Menko Darmin: Masih Banyak Orang RI Simpan Uang di Lemari

Giri Hartomo, Jurnalis · Jum'at 09 Agustus 2019 13:48 WIB
https: img.okezone.com content 2019 08 09 320 2089791 menko-darmin-masih-banyak-orang-ri-simpan-uang-di-lemari-6JRg8pRqyi.jpg Foto: Menko Darmin (Okezone)

JAKARTA - Menteri Koordinator bidang Perekonomian Darmin Nasution menyebut masih banyak uang yang tercatat di sektor formal. Menurutnya, dana yang tak tercatat di sektor formal itu gara-gara masih rendahnya tingkat inklusi keuangan.

Menurut Darmin, rendahnya inklusi keuangan ini membuktikan jika masih banyaknya orang yang saving uangnya di lemari. Padahal uang yang dimiliki cukup besar untuk ditabung ke layanan perbankan.

"Tidak berarti dihamburkan uang itu. Banyak orang yang masih simpan dalam lemari sedikit-sedikit, lama-lama dia beli tanah. Nah itu dia mekanismenya, sehingga banyak dana tidak masuk (tercatat)," ujarnya saat di Hotel Borobudur, Jakarta, Jumat (9/8/2019).
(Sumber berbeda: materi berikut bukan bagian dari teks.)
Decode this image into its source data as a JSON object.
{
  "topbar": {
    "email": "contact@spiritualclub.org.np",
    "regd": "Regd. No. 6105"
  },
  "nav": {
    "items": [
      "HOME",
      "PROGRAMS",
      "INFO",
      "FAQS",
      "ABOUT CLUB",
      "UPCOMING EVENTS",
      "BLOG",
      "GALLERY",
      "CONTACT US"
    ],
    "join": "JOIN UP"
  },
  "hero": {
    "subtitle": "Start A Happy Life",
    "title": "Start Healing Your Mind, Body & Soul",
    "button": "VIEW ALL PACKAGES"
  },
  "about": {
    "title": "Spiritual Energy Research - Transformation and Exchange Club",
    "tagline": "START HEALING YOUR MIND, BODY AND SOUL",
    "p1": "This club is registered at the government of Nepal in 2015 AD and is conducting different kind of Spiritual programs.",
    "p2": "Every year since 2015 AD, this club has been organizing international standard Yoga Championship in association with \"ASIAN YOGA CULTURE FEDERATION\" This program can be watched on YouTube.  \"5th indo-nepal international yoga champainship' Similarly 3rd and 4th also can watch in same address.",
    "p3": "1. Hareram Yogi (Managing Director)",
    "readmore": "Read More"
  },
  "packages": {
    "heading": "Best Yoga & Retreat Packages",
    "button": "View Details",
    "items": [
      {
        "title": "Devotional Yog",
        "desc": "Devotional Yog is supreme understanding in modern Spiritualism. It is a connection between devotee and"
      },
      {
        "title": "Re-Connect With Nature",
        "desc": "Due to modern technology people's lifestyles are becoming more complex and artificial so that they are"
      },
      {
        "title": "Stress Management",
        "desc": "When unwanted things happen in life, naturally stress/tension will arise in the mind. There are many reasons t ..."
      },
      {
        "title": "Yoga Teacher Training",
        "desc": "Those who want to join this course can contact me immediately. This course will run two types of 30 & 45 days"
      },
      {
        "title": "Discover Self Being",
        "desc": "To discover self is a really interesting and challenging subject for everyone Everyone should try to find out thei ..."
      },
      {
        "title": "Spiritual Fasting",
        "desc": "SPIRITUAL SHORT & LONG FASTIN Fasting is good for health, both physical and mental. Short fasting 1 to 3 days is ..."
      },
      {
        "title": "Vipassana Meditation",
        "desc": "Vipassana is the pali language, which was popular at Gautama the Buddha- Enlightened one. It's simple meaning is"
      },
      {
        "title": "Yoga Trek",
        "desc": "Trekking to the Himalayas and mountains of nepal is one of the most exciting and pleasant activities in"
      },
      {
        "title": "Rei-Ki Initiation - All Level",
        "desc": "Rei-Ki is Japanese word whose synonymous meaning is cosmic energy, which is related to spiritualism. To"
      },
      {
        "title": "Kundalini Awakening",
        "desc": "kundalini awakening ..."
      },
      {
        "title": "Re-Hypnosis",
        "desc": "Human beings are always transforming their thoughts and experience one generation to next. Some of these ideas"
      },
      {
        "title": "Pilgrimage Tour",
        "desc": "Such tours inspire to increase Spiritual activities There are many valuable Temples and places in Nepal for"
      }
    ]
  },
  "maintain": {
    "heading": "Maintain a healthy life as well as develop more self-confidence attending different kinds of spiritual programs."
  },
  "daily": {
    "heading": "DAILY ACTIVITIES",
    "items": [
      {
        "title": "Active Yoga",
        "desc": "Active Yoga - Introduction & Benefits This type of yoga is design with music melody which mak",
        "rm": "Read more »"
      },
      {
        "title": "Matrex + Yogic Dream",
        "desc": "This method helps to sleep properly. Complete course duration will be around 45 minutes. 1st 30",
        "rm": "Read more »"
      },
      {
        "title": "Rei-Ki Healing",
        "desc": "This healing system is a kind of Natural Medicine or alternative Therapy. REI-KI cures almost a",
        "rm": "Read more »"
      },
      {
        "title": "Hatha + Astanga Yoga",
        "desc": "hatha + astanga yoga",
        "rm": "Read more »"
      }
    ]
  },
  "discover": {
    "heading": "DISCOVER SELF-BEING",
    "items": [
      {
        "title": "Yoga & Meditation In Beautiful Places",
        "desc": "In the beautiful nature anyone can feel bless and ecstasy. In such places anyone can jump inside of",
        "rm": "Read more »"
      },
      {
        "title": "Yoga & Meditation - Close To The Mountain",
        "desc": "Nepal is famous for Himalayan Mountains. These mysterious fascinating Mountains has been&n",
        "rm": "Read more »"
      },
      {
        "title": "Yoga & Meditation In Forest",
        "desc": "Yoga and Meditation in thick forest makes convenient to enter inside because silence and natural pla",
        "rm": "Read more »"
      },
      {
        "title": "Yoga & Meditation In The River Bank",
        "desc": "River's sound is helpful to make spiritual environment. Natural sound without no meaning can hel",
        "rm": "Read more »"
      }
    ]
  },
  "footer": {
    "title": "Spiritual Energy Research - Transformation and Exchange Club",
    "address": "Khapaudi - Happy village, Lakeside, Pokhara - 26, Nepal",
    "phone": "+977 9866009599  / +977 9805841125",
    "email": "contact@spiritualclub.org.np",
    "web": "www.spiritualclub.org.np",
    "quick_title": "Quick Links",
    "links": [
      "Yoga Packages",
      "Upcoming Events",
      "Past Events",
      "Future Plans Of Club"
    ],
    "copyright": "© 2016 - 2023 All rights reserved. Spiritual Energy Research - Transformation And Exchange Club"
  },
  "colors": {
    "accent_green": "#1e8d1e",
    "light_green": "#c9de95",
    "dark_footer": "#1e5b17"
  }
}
 Baca Juga: Literasi Keuangan Harus Diajarkan Sejak Dini

Untuk itu lanjut Darmin, saat ini pihaknya bersama Otoritas Jasa Keuangan (OJK) sedang menyiapkan program besar untuk mendorong tingkat inklusi keuangan ke arah yang lebih tinggi.

"Coba perhatikan, kredit kita sekarang pertumbuhannya berapa, kira-kira 11%-12%. DPK kira-kira 7%. Berarti ada gap. Nah kita harus handle itu. Keuangan inklusif benar-benar harus kita dorong. Saya, Kemenko Ekonomi dengan OJK sedang siapkan program besar-besaran untuk dorong keuangan inklusif ini," katanya.

Darmin mengatakan, saat ini ekonomi dalam negeri membutuhkan modal jangka pendek atau shorterm capital inflow. Sebab, peranan modal asing yang masuk tak menunjukkan kemajuan lantaran masih di angka 40% di pasar surat berharga pemerintah.

"Peranan modal asing, terutama modal jangka pendek. Kalau FDI tidak ada masalah. Tidak akan dia bawa lari lagi itu pabrik yang dia bangun di sini. Tapi kelihatannya kita makin lama, makin banyak perlu shorterm capital inflow, portofolio investment," katanya.

 Baca Juga: Hari Indonesia Menabung akan Ditetapkan

Agar modal asing tersebut tak cepat habis, Mantan Dirjen Pajak itu menyebut jika Indonesia dibutuhkan modal dari dalam negeri. Sayangnya, masih banyak dana-dana potensial yang tak tercatat di sektor formal.

"Apa yang harus dilakukan, paling tidak kita lihat ada banyak sekali awal mula dari ini sebenarnya, satu saving kita terlu rendah dibanding investment yang dibutuhkan. Saving yang saya adalah maksud efektif saving. Apa itu efektif saving, yang ada di keuangan formal masih terlalu banyak yang tidak pernah mampir, di sektor keuangan formal," katanya.